VQ-VAE audio (Oord, 2017) - たれぱんのびぼーろく

Architecture

Encoder

[Conv1d (k4, s2)] x6¹
情報量: ±16msecのhalf-overlap

Decoder

DilatedConv, similar to WaveNet

dilated convolutional architecture similar to WaveNet decoder

The decoder is conditioned on both the latents and a one-hot embedding for the speaker

Results

Because the dimensionality of the discrete representation is 64 times smaller, the original sample cannot be perfectly reconstructed sample by sample.

the reconstruction has the same content (same text contents), but the waveform is quite different and prosody in the voice is altered.

This experiment confirms our observations from before that important features are often those that span many dimensions in the input data space (in this case phoneme and other high-level content in waveform).

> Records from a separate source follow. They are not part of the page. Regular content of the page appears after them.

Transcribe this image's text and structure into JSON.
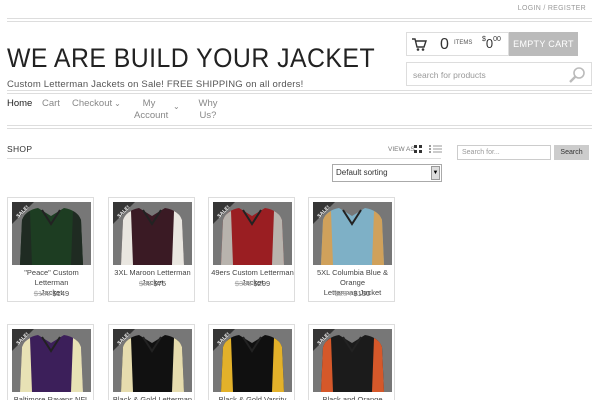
{
  "header": {
    "login": "LOGIN / REGISTER",
    "site_title": "WE ARE BUILD YOUR JACKET",
    "tagline": "Custom Letterman Jackets on Sale! FREE SHIPPING on all orders!"
  },
  "cart": {
    "count": "0",
    "items_label": "ITEMS",
    "currency": "$",
    "amount": "0",
    "cents": "00",
    "empty_label": "EMPTY CART"
  },
  "search": {
    "placeholder": "search for products"
  },
  "nav": {
    "home": "Home",
    "cart": "Cart",
    "checkout": "Checkout",
    "my": "My",
    "account": "Account",
    "why": "Why",
    "us": "Us?"
  },
  "shop": {
    "title": "SHOP",
    "view_as": "VIEW AS",
    "sort_selected": "Default sorting"
  },
  "sidebar": {
    "search_placeholder": "Search for...",
    "search_button": "Search"
  },
  "sale_badge": "SALE!",
  "products": [
    {
      "name_line1": "\"Peace\" Custom Letterman",
      "name_line2": "Jacket",
      "old_price": "$189",
      "price": "$149",
      "colors": [
        "#1d3d22",
        "#1f2b22"
      ]
    },
    {
      "name_line1": "3XL Maroon Letterman Jacket",
      "name_line2": "",
      "old_price": "$89",
      "price": "$75",
      "colors": [
        "#3a1a24",
        "#e9e6e0"
      ]
    },
    {
      "name_line1": "49ers Custom Letterman Jacket",
      "name_line2": "",
      "old_price": "$395",
      "price": "$299",
      "colors": [
        "#9a1e22",
        "#b8b3ad"
      ]
    },
    {
      "name_line1": "5XL Columbia Blue & Orange",
      "name_line2": "Letterman Jacket",
      "old_price": "$284",
      "price": "$150",
      "colors": [
        "#7eb0c6",
        "#d0a15b"
      ]
    },
    {
      "name_line1": "Baltimore Ravens NFL Varsity",
      "name_line2": "",
      "old_price": "",
      "price": "",
      "colors": [
        "#3c1f5a",
        "#e8e2b5"
      ]
    },
    {
      "name_line1": "Black & Gold Letterman Jacket",
      "name_line2": "",
      "old_price": "",
      "price": "",
      "colors": [
        "#111111",
        "#e6dcae"
      ]
    },
    {
      "name_line1": "Black & Gold Varsity Sweater",
      "name_line2": "",
      "old_price": "",
      "price": "",
      "colors": [
        "#101010",
        "#e3b12a"
      ]
    },
    {
      "name_line1": "Black and Orange Custom",
      "name_line2": "",
      "old_price": "",
      "price": "",
      "colors": [
        "#1b1b1b",
        "#d5582a"
      ]
    }
  ]
}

16 kHz to	latent	dataset	reconst.	VC	phoneme match
250 Hz (x64)	1 x 512 x time	VCTK	☑	-	-
125 Hz (x128)	1 x 128 x time	Librispeech	☑	-	-
? Hz (x?)	?	?	-	☑	-
25 Hz (x640)	1 x 128 x time		☑	-	49.3%

VC: change speaker ID

the decoder using a separate speaker id.

“We train a VQ-VAE where the encoder has 6 strided convolutions with stride 2 and window-size 4. This yields a latent space 64x smaller than the original waveform. The latents consist of one feature map and the discrete space is 512-dimensional.” ↩